# Monte carlo integration in spherical coordinates

I was experimenting with creating a code for Montecarlo integration of a function specified in spherical coordinates. As a first straightforward quick examination I determined to write an examination code to get the strong angle under an angle $\theta_m$. For 2 arbitrary number $u$ and also $v$ in $[0,1)$. I create an uniform arbitrary tasting of the round angle making use of $\phi=2\pi u$ and also $\theta =\arccos(1-2v)$.

For N created factors, I have M factors for which $\theta < \theta_m$. My first suggestion was that given that I have an uniform tasting I need to have gotten the proper strong angle $\Omega=2 \pi (1-\cos (\theta_m))$ merely as $4\pi\times \frac{M}{N}$. In fact it resembles I the proper outcome appears just if I make use of:

$$\Omega=\sum_{i=1}^M \frac{4\pi}{N} 2 cos(\theta_i)$$

I can not see the reason that this needs to be proper. The chance circulation function in $\theta$ is $PDF=\frac{1}{2} \sin(\theta)$ so I prefer to anticipate I need to stabilize each factor of the amount by this function yet this does not jobs.
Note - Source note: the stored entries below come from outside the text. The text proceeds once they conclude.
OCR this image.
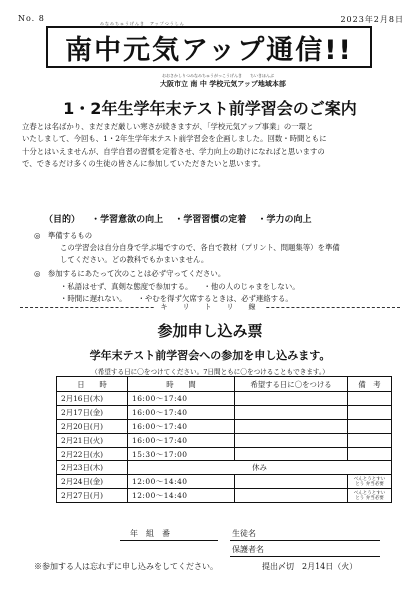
No. 8	2023年2月8日
みなみちゅうげんき　アップつうしん
南中元気アップ通信!!
おおさかしりつみなみちゅうがっこうげんき　　ちいきほんぶ
大阪市立 南 中 学校元気アップ地域本部
1・2年生学年末テスト前学習会のご案内
立春とは名ばかり、まだまだ厳しい寒さが続きますが、「学校元気アップ事業」の一環と
いたしまして、今回も、1・2年生学年末テスト前学習会を企画しました。回数・時間ともに
十分とはいえませんが、自学自習の習慣を定着させ、学力向上の助けになればと思いますの
で、できるだけ多くの生徒の皆さんに参加していただきたいと思います。
（目的） ・学習意欲の向上 ・学習習慣の定着 ・学力の向上
◎　準備するもの
この学習会は自分自身で学ぶ場ですので、各自で教材（プリント、問題集等）を準備
してください。どの教科でもかまいません。
◎　参加するにあたって次のことは必ず守ってください。
・私語はせず、真剣な態度で参加する。　　・他の人のじゃまをしない。
・時間に遅れない。　　・やむを得ず欠席するときは、必ず連絡する。
キ　リ　ト　リ　線
参加申し込み票
学年末テスト前学習会への参加を申し込みます。
（希望する日に〇をつけてください。7日間ともに〇をつけることもできます。）
日　　時	時　　間	希望する日に〇をつける	備　考
2月16日(木)	16:00〜17:40		
2月17日(金)	16:00〜17:40		
2月20日(月)	16:00〜17:40		
2月21日(火)	16:00〜17:40		
2月22日(水)	15:30〜17:00		
2月23日(木)	休み		
2月24日(金)	12:00〜14:40		べんとうとすいとう 弁当必要
2月27日(月)	12:00〜14:40		べんとうとすいとう 弁当必要
年　組　番	生徒名
保護者名
※参加する人は忘れずに申し込みをしてください。	提出〆切　2月14日（火）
What am I doing incorrect and also just how could I warrant the cosinus? Several many thanks!

3
2022-06-07 14:34:49
Source Share
You can substantially streamline this. The angle $\phi$ does not take place anywhere, so you are not in fact making use of $u$ or $\phi$, so we can overlook them. The angle $\theta$ just takes place in the kind $\cos\theta$, so it makes good sense to switch over to $z=\cos\theta$ rather.
Reiterated this way, your inquiry is whether creating (probably evenly dispersed) arbitrary numbers $v$ in $[0,1)$ and also computing $z=1-2v$ will certainly bring about $z>z_m$ in a portion $M/N=2\pi(1-z_m)/(4\pi)=(1-z_m)/2$ of instances. This straight partnership is plainly proper, so your formula is alright and also it appears there have to be something incorrect in your program rather if this is not functioning.